Drumming for Bubny marks 80 years since first WWII transport of Jews from Prague

Survivors and their families gathered at Prague's Bubny Railway Station yesterday on the anniversary of the first Jewish transport from the Czech capital.

ČTK

Written by ČTK Published on 17.10.2021 09:30:00 (updated on 17.10.2021) Reading time: 2 minutes

The annual Drumming for Bubny event at Prague's former Bubny railway station on Saturday marked the 80th anniversary of the departure of the first Jews from Prague during the Holocaust. The event took place for seventh time, and was attended by survivors of WWII events and their families.

Like every year, the aim of the event was to subvert the silence with which many passively watch the suppression of human rights and genocide.

Silence was and is an accomplice of the mass murder than can be repeated, Pavel Štingl, one of the organizers of the event, stated.

Performers on Saturday were led by six drummers from the Tam Tam Batucada band, accompanied by some wind instruments. The crowd of spectators joined in by drumming their own hand-made paper drums. Several hundred people arrived, fewer than the thousand who turned up at the first Drumming for Bubny event in 2015.

The drumming was followed by an invitation to visit an exhibition of photos from the late Pavel Diaz that showcases the pain and memories of Holocaust survivors and recently opened in the House of the Black Madonna in the center of Prague.

At the end of the event, a concert in the former railway station hall was held.
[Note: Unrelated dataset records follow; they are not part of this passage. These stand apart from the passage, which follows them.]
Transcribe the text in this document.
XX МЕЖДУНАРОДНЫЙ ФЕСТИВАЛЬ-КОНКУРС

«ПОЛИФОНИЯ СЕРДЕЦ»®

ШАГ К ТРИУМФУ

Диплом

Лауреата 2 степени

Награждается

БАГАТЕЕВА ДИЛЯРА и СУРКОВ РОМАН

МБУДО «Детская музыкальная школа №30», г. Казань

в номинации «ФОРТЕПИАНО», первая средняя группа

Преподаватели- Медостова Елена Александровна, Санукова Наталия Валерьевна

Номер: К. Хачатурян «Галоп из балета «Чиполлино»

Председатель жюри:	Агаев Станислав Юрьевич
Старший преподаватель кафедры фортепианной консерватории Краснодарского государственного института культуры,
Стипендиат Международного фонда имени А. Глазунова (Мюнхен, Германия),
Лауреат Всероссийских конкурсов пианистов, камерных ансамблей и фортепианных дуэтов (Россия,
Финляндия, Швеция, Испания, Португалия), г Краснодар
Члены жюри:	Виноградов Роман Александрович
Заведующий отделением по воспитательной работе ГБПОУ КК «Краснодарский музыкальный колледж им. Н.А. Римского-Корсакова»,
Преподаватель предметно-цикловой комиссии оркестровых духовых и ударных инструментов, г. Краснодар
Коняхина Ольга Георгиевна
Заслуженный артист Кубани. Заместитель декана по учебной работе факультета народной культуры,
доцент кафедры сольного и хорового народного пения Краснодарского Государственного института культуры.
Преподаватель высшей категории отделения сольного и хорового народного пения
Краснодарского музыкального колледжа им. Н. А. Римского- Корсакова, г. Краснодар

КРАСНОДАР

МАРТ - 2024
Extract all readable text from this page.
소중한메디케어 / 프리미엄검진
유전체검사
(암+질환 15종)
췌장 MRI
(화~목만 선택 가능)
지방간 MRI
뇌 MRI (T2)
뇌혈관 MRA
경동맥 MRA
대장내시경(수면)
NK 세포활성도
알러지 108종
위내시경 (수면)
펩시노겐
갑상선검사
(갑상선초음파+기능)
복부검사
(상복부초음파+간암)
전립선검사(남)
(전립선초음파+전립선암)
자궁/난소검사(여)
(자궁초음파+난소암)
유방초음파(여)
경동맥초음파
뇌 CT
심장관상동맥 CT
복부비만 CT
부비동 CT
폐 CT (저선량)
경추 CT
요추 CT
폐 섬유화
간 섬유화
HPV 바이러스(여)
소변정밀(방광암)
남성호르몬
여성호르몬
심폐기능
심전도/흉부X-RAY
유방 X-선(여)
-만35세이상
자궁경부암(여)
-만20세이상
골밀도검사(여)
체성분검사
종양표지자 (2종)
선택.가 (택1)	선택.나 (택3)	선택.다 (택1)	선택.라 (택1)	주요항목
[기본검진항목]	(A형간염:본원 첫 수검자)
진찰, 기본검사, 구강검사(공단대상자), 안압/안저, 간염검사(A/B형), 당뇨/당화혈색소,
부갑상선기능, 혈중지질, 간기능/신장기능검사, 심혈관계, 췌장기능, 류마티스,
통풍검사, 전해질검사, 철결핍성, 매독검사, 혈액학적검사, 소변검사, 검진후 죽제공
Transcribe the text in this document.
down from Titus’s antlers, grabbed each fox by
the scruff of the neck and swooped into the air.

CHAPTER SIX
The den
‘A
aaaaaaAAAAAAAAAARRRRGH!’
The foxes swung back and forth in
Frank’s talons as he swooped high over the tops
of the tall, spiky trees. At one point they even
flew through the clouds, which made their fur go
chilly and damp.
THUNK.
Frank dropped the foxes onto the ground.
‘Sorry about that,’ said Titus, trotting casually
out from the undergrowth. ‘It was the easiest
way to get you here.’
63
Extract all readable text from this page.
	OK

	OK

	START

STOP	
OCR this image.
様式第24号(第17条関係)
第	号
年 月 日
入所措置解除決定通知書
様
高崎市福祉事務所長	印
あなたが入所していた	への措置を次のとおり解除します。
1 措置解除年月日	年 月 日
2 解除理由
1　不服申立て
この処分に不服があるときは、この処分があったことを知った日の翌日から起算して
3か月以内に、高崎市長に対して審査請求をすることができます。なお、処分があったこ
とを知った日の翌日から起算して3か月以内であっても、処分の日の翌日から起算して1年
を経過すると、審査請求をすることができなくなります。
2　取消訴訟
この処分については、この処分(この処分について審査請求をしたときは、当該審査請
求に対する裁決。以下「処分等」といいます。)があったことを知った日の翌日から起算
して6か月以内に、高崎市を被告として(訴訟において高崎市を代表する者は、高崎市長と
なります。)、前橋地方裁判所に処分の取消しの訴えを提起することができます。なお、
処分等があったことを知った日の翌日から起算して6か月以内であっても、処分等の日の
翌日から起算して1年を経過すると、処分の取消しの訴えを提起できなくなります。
Secondary school students performed songs based on poems that boys interned in the Theresienstadt Jewish ghetto wrote in their magazine, Vedem. The concert continued with a Prague-related composition for piano and flute, followed by Different Trains, a composition by U.S. composer Steve Reich with Jewish deportations as its theme.

The first transport of Prague Jews left the Bubny station for Łódź on October 16, 1941. It carried 1,000 men, women and children; only 24 of them survived the war.

In total, about 50,000 Jews were deported from Prague through the Bubny station.

In 2015, the first step in turning the former railway station into a Silence Memorial was the unveiling of Aleš Veselý's sculpture of rails leading upwards to heaven.

In future, a street named after Nicholas Winton, who saved 669 mostly Jewish children from the Czech Republic by organizing their transport to Britain, will run alongside Prague's Bubny station.